In Fabry I think part of the thinking was the incidence may be much higher then thought as many may not be diagnosed till late in life. Reaching these people though may not be easy. I believe it was TKT that also first discovered the incidence in women is much more then was thought (X linked).

Unfortunately, I don't think Fabry is enough to get the company profitable. They announced on their quarterly call a vote to increase the share authorization.

[jq1234]

FOLD - Market size depends on pricing and efficacy/safety data. ERT is well established therapy, so it won't be as easy to take market share as it seems. If oral monotherapy has similar efficacy as ERT, priced similarly, it can get a hundred million or more a year in US. The upper bound for number of Fabry patients in US probably is 4000. There are Fabry patients who can't tolerate ERT, and patients who have really mild version of the disease, not on ERT yet. These are good starting points.

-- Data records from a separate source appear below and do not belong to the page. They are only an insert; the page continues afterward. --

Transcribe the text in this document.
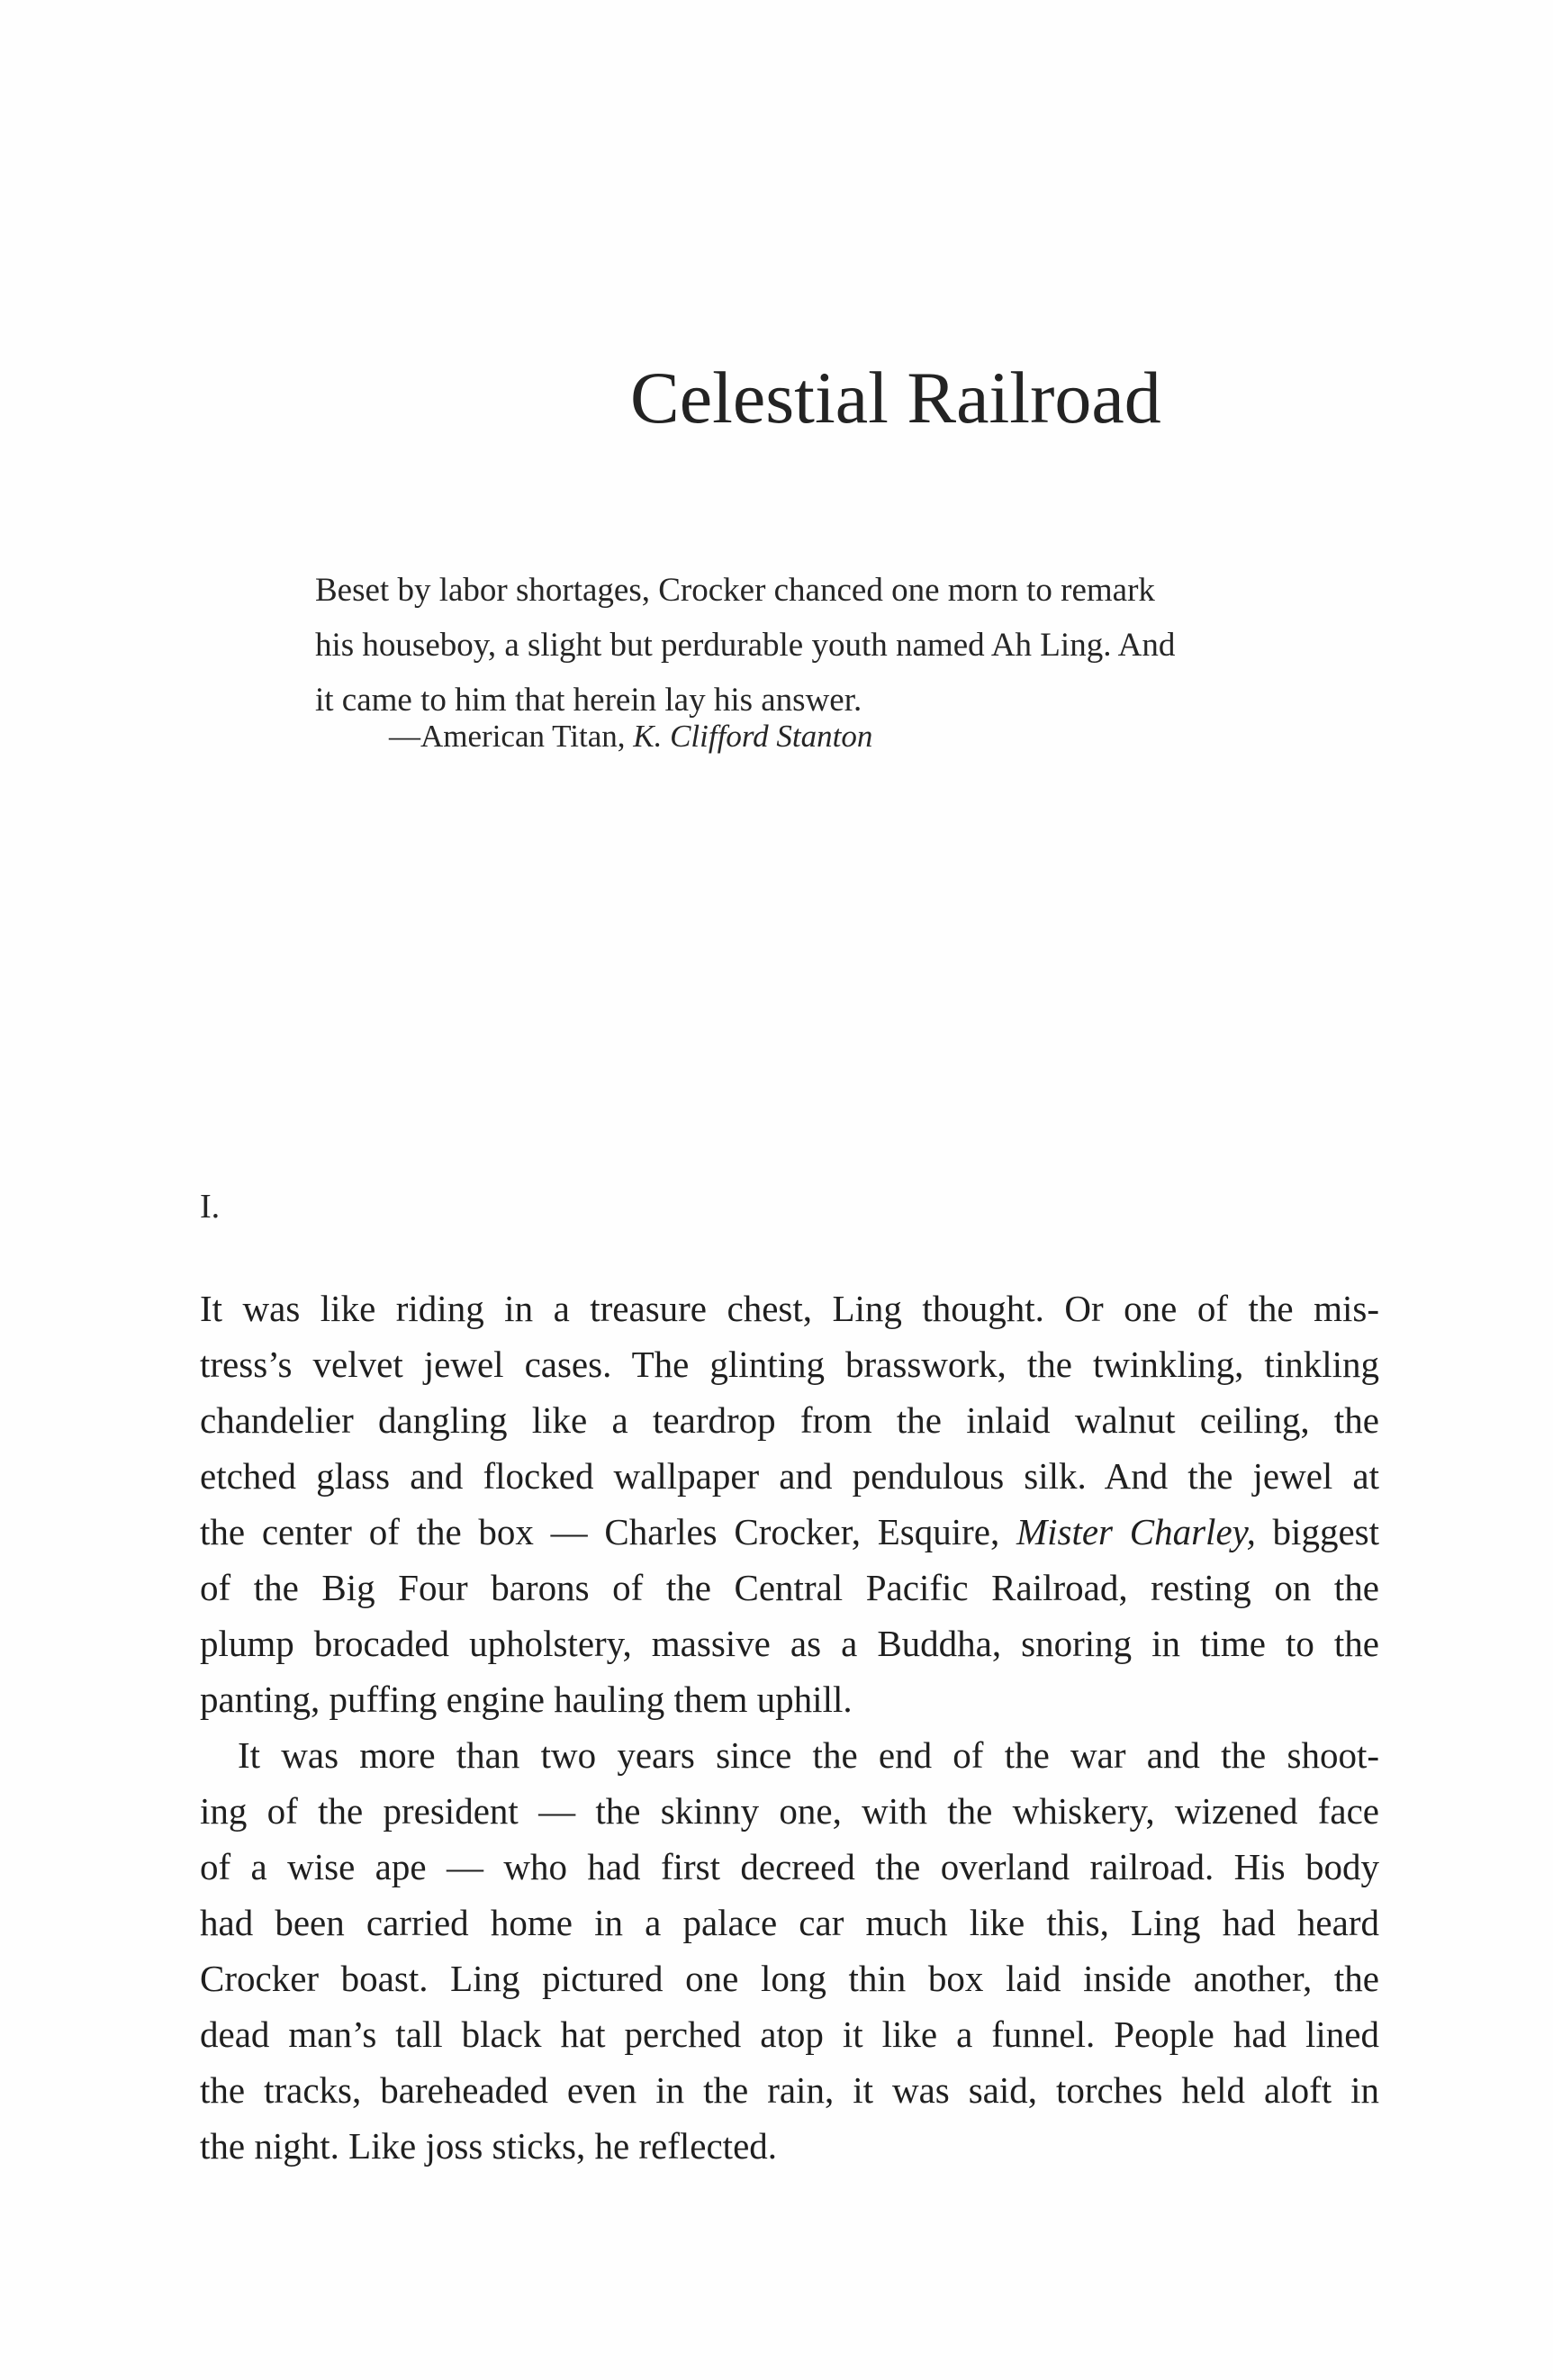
Celestial Railroad
Beset by labor shortages, Crocker chanced one morn to remark
his houseboy, a slight but perdurable youth named Ah Ling. And
it came to him that herein lay his answer.
—American Titan, K. Clifford Stanton
I.
It was like riding in a treasure chest, Ling thought. Or one of the mis-
tress’s velvet jewel cases. The glinting brasswork, the twinkling, tinkling
chandelier dangling like a teardrop from the inlaid walnut ceiling, the
etched glass and flocked wallpaper and pendulous silk. And the jewel at
the center of the box — Charles Crocker, Esquire, Mister Charley, biggest
of the Big Four barons of the Central Pacific Railroad, resting on the
plump brocaded upholstery, massive as a Buddha, snoring in time to the
panting, puffing engine hauling them uphill.
It was more than two years since the end of the war and the shoot-
ing of the president — the skinny one, with the whiskery, wizened face
of a wise ape — who had first decreed the overland railroad. His body
had been carried home in a palace car much like this, Ling had heard
Crocker boast. Ling pictured one long thin box laid inside another, the
dead man’s tall black hat perched atop it like a funnel. People had lined
the tracks, bareheaded even in the rain, it was said, torches held aloft in
the night. Like joss sticks, he reflected.
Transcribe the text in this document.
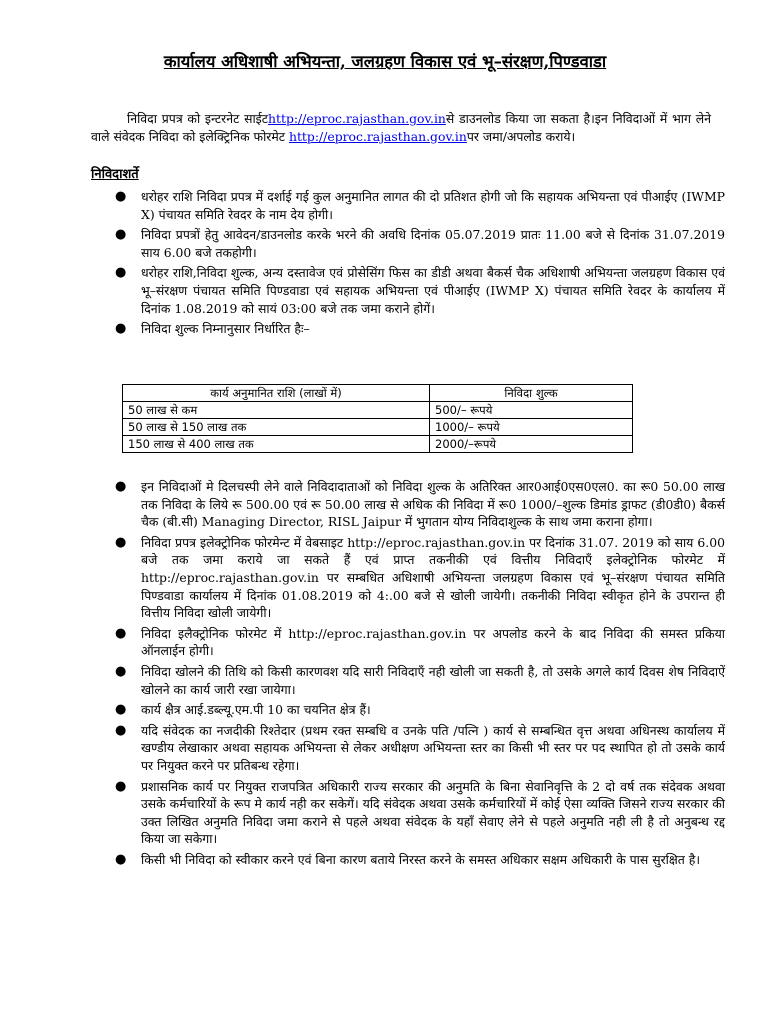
कार्यालय अधिशाषी अभियन्ता, जलग्रहण विकास एवं भू–संरक्षण,पिण्डवाडा

निविदा प्रपत्र को इन्टरनेट साईटhttp://eproc.rajasthan.gov.inसे डाउनलोड किया जा सकता है।इन निविदाओं में भाग लेने वाले संवेदक निविदा को इलेक्ट्रिनिक फोरमेट http://eproc.rajasthan.gov.inपर जमा/अपलोड कराये।

निविदाशर्ते
● धरोहर राशि निविदा प्रपत्र में दर्शाई गई कुल अनुमानित लागत की दो प्रतिशत होगी जो कि सहायक अभियन्ता एवं पीआईए (IWMP X) पंचायत समिति रेवदर के नाम देय होगी।
● निविदा प्रपत्रों हेतु आवेदन/डाउनलोड करके भरने की अवधि दिनांक 05.07.2019 प्रातः 11.00 बजे से दिनांक 31.07.2019 साय 6.00 बजे तकहोगी।
● धरोहर राशि,निविदा शुल्क, अन्य दस्तावेज एवं प्रोसेसिंग फिस का डीडी अथवा बैकर्स चैक अधिशाषी अभियन्ता जलग्रहण विकास एवं भू–संरक्षण पंचायत समिति पिण्डवाडा एवं सहायक अभियन्ता एवं पीआईए (IWMP X) पंचायत समिति रेवदर के कार्यालय में दिनांक 1.08.2019 को सायं 03:00 बजे तक जमा कराने होगें।
● निविदा शुल्क निम्नानुसार निर्धारित हैः–
कार्य अनुमानित राशि (लाखों में)	निविदा शुल्क
50 लाख से कम	500/– रूपये
50 लाख से 150 लाख तक	1000/– रूपये
150 लाख से 400 लाख तक	2000/–रूपये
● इन निविदाओं मे दिलचस्पी लेने वाले निविदादाताओं को निविदा शुल्क के अतिरिक्त आर0आई0एस0एल0. का रू0 50.00 लाख तक निविदा के लिये रू 500.00 एवं रू 50.00 लाख से अधिक की निविदा में रू0 1000/–शुल्क डिमांड ड्राफट (डी0डी0) बैकर्स चैक (बी.सी) Managing Director, RISL Jaipur में भुगतान योग्य निविदाशुल्क के साथ जमा कराना होगा।
● निविदा प्रपत्र इलेक्ट्रोनिक फोरमेन्ट में वेबसाइट http://eproc.rajasthan.gov.in पर दिनांक 31.07. 2019 को साय 6.00 बजे तक जमा कराये जा सकते हैं एवं प्राप्त तकनीकी एवं वित्तीय निविदाएँ इलेक्ट्रोनिक फोरमेट में http://eproc.rajasthan.gov.in पर सम्बधित अधिशाषी अभियन्ता जलग्रहण विकास एवं भू–संरक्षण पंचायत समिति पिण्डवाडा कार्यालय में दिनांक 01.08.2019 को 4:.00 बजे से खोली जायेगी। तकनीकी निविदा स्वीकृत होने के उपरान्त ही वित्तीय निविदा खोली जायेगी।
● निविदा इलैक्ट्रोनिक फोरमेट में http://eproc.rajasthan.gov.in पर अपलोड करने के बाद निविदा की समस्त प्रकिया ऑनलाईन होगी।
● निविदा खोलने की तिथि को किसी कारणवश यदि सारी निविदाएँ नही खोली जा सकती है, तो उसके अगले कार्य दिवस शेष निविदाऐं खोलने का कार्य जारी रखा जायेगा।
● कार्य क्षैत्र आई.डब्ल्यू.एम.पी 10 का चयनित क्षेत्र हैं।
● यदि संवेदक का नजदीकी रिश्तेदार (प्रथम रक्त सम्बधि व उनके पति /पत्नि ) कार्य से सम्बन्धित वृत्त अथवा अधिनस्थ कार्यालय में खण्डीय लेखाकार अथवा सहायक अभियन्ता से लेकर अधीक्षण अभियन्ता स्तर का किसी भी स्तर पर पद स्थापित हो तो उसके कार्य पर नियुक्त करने पर प्रतिबन्ध रहेगा।
● प्रशासनिक कार्य पर नियुक्त राजपत्रित अधिकारी राज्य सरकार की अनुमति के बिना सेवानिवृत्ति के 2 दो वर्ष तक संदेवक अथवा उसके कर्मचारियों के रूप मे कार्य नही कर सकेगें। यदि संवेदक अथवा उसके कर्मचारियों में कोई ऐसा व्यक्ति जिसने राज्य सरकार की उक्त लिखित अनुमति निविदा जमा कराने से पहले अथवा संवेदक के यहाँ सेवाए लेने से पहले अनुमति नही ली है तो अनुबन्ध रद्द किया जा सकेगा।
● किसी भी निविदा को स्वीकार करने एवं बिना कारण बताये निरस्त करने के समस्त अधिकार सक्षम अधिकारी के पास सुरक्षित है।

ERT has really changed patients' life, you can see from the problem caused by shortage in the last a couple of years. Thus there wasn't as much outcry of ERT pricing north of $200,000/year as you would think. Any drug used in combination with ERT has to dramatically improve efficacy to have added value. To add another expensive drug to already very expensive ERT with marginal efficacy improvement has no market place today IMO.